Lexipedia

Burkhalter Didier · Bundesrat · 2010-06-15

Burkhalter Didier · Bundesrat · Neuenburg · 2010-06-15

Wortprotokoll

Si je vous ai bien compris, Madame Diener et Monsieur David en particulier, vous avez deux soucis. Le premier souci, c'est que le Conseil national n'oublie pas de s'occuper de ce sujet. Franchement, si j'ai bien compris, vous avez reçu pas mal de courriers et je pars du principe que les mêmes courriers vont de toute façon aussi arriver au deuxième conseil; je suis convaincu que le deuxième conseil va s'occuper de cette problématique, quel que soit le sort que vous réserverez à cette proposition.

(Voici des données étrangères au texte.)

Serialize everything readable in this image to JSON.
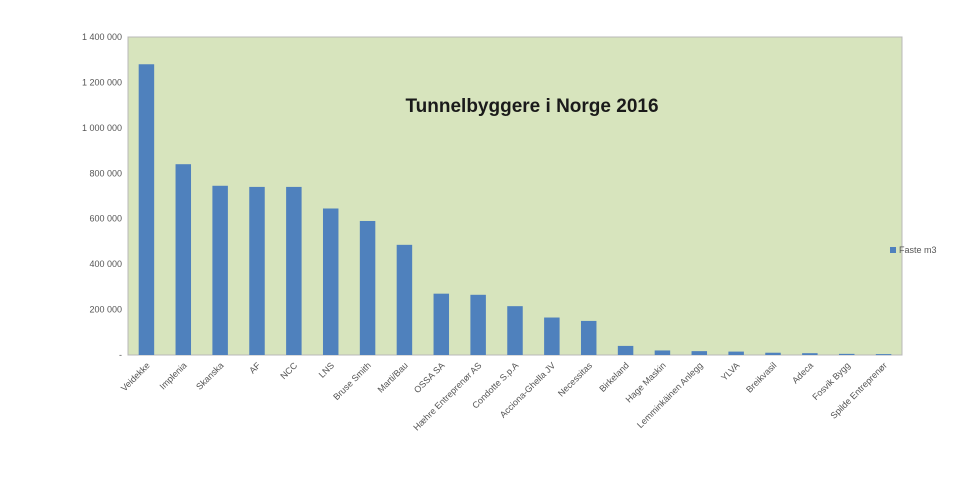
{
  "chart_data": {
    "type": "bar",
    "title": "Tunnelbyggere i Norge 2016",
    "xlabel": "",
    "ylabel": "",
    "ylim": [
      0,
      1400000
    ],
    "yticks": [
      0,
      200000,
      400000,
      600000,
      800000,
      1000000,
      1200000,
      1400000
    ],
    "ytick_labels": [
      "-",
      "200 000",
      "400 000",
      "600 000",
      "800 000",
      "1 000 000",
      "1 200 000",
      "1 400 000"
    ],
    "grid": false,
    "legend_position": "right",
    "colors": {
      "plot_background": "#d7e4bd",
      "bar": "#4f81bd"
    },
    "categories": [
      "Veidekke",
      "Implenia",
      "Skanska",
      "AF",
      "NCC",
      "LNS",
      "Bruse Smith",
      "Marti/Bau",
      "OSSA SA",
      "Hæhre Entreprenør AS",
      "Condotte S.p.A",
      "Acciona-Ghella JV",
      "Necessitas",
      "Birkeland",
      "Hage Maskin",
      "Lemminkäinen Anlegg",
      "YLVA",
      "Breikvasil",
      "Adeca",
      "Fosvik Bygg",
      "Spilde Entreprenør"
    ],
    "series": [
      {
        "name": "Faste m3",
        "values": [
          1280000,
          840000,
          745000,
          740000,
          740000,
          645000,
          590000,
          485000,
          270000,
          265000,
          215000,
          165000,
          150000,
          40000,
          20000,
          17000,
          15000,
          10000,
          8000,
          5000,
          4000
        ]
      }
    ]
  }
}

Votre deuxième souci, c'est que l'accès aux formations postgrades ne soit pas trop restrictif. Tout simplement, il ne s'agit quand même ici "que" du passage du master aux formations postgrades. Tout le reste relève de l'autonomie des hautes écoles. Fondamentalement, êtes-vous vraiment choqués qu'on demande à quelqu'un qui veut suivre une formation postgrade en psychothérapie d'avoir un master en psychologie? Etes-vous choqués par cela? Est-il tellement restrictif de demander à quelqu'un qui veut faire de la psychothérapie d'avoir un master? Si la personne concernée a fait une formation auparavant, dans d'autres domaines, il y a des passerelles; cela relève de l'autonomie des hautes écoles et la perméabilité est possible. Cela dit, devient-on si restrictif que cela? Devient-on "die Strengsten der Welt"?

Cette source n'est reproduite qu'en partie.